In the case of this fourth aspect of the present invention, a variety of other components may be included in the leak detection assembly. For example, the leak detection assembly may be equipped with an indicator for providing an indication that the leak detection assembly has detected air and/or the test gas within the plasma system. This indicator may be designed to emit a first signal upon detection of air and to emit a second signal (different than that of the first) upon detection of the test gas. Any mechanism(s) capable of emitting one or more appropriate signals such as sound, light, and/or vibrations may be suitable as the indicator. As another potential component, a trigger may be included in the leak detection assembly, wherein activation (e.g., pressing, squeezing, pulling, flipping, and the like) of this trigger may initiate collection and/or analysis of the optical emissions data. As still yet another potential component, the leak detection assembly may include a mounting structure configured to enable the same to be mounted on the plasma system. In other words, this mounting structure generally allows the leak detection assembly to be releasably attached to the plasma system, for example, to allow optical emissions spectral data to be obtained through a viewing window (or the like) of the plasma system.

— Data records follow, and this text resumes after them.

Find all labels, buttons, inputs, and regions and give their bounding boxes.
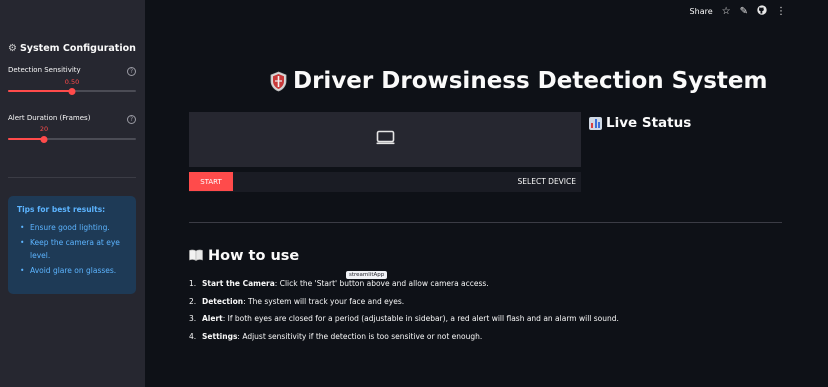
- step-text: : The system will track your face and ey…: [243, 296, 405, 306]
- tooltip: streamlitApp: [346, 271, 388, 279]
- github-icon[interactable]: [757, 5, 767, 17]
- top-toolbar: Share ☆ ✎ ⋮: [690, 5, 786, 17]
- step-title: Alert: [202, 314, 223, 323]
- sensitivity-value: 0.50: [64, 78, 80, 86]
- sidebar: ⚙ System Configuration Detection Sensiti…: [0, 0, 145, 387]
- step-title: Settings: [202, 331, 238, 341]
- sensitivity-slider-thumb[interactable]: [68, 87, 76, 95]
- sensitivity-slider-fill: [8, 90, 72, 92]
- howto-heading: How to use: [189, 248, 299, 264]
- camera-controls: START SELECT DEVICE: [189, 172, 581, 192]
- step-title: Detection: [202, 296, 244, 306]
- help-icon[interactable]: ?: [127, 67, 136, 76]
- list-item: 3. Alert: If both eyes are closed for a p…: [189, 314, 619, 323]
- sidebar-title-text: System Configuration: [19, 43, 136, 54]
- sensitivity-label: Detection Sensitivity: [8, 66, 81, 74]
- monitor-icon: [376, 130, 395, 149]
- alert-duration-slider-fill: [8, 138, 44, 140]
- alert-duration-slider-block: Alert Duration (Frames) ? 20: [8, 114, 136, 143]
- bar-chart-icon: [589, 116, 602, 130]
- start-button[interactable]: START: [189, 172, 233, 191]
- share-button[interactable]: Share: [690, 7, 713, 16]
- select-device-button[interactable]: SELECT DEVICE: [518, 177, 576, 186]
- page-title-text: Driver Drowsiness Detection System: [293, 68, 768, 94]
- step-title: Start the Camera: [202, 279, 275, 288]
- help-icon[interactable]: ?: [127, 115, 136, 124]
- steps-list: 1. Start the Camera: Click the 'Start' bu…: [189, 279, 619, 349]
- tips-item: Ensure good lighting.: [17, 221, 127, 234]
- main-divider: [189, 222, 782, 223]
- sensitivity-slider[interactable]: [8, 87, 136, 95]
- step-number: 4.: [189, 331, 197, 341]
- star-icon[interactable]: ☆: [722, 6, 731, 17]
- step-text: : If both eyes are closed for a period (…: [222, 314, 619, 323]
- edit-icon[interactable]: ✎: [740, 6, 748, 17]
- step-text: : Click the 'Start' button above and all…: [274, 279, 489, 288]
- alert-duration-value: 20: [39, 125, 49, 133]
- step-number: 2.: [189, 296, 197, 306]
- tips-title: Tips for best results:: [17, 205, 106, 214]
- camera-preview: [189, 112, 581, 167]
- list-item: 4. Settings: Adjust sensitivity if the de…: [189, 332, 619, 341]
- sensitivity-slider-block: Detection Sensitivity ? 0.50: [8, 66, 136, 95]
- tips-list: Ensure good lighting. Keep the camera at…: [17, 221, 127, 277]
- live-status-heading: Live Status: [589, 115, 691, 131]
- sidebar-divider: [8, 177, 136, 178]
- alert-duration-label: Alert Duration (Frames): [8, 114, 91, 122]
- alert-duration-slider-thumb[interactable]: [40, 135, 48, 143]
- howto-title: How to use: [208, 248, 300, 264]
- tips-box: Tips for best results: Ensure good light…: [8, 196, 136, 294]
- step-number: 3.: [189, 314, 197, 323]
- more-menu-icon[interactable]: ⋮: [776, 6, 786, 17]
- tips-item: Keep the camera at eye level.: [17, 236, 127, 262]
- gear-icon: ⚙: [8, 43, 17, 54]
- live-status-text: Live Status: [606, 115, 692, 131]
- tips-item: Avoid glare on glasses.: [17, 264, 127, 277]
- shield-icon: [270, 71, 287, 92]
- page-title: Driver Drowsiness Detection System: [270, 68, 767, 94]
- step-number: 1.: [189, 279, 197, 288]
- step-text: : Adjust sensitivity if the detection is…: [237, 331, 483, 341]
- list-item: 2. Detection: The system will track your …: [189, 297, 619, 306]
- alert-duration-slider[interactable]: [8, 135, 136, 143]
- book-icon: [189, 249, 203, 264]
- sidebar-title: ⚙ System Configuration: [8, 43, 136, 54]
- list-item: 1. Start the Camera: Click the 'Start' bu…: [189, 279, 619, 288]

Yet a fifth aspect of the present invention is embodied in a leak detection assembly having a first mechanism for collecting optical emissions data of a plasma, a memory that includes optical emissions data of both air and a leak detection gas, and a second mechanism for comparing the optical emissions data of the plasma with both the optical emissions data of air and the optical emissions data of the leak detection gas. Various features discussed above in relation to any of the aspects of the present invention may be incorporated, individually or in any combination, into this or any other aspect of the invention, and in the manner disclosed herein.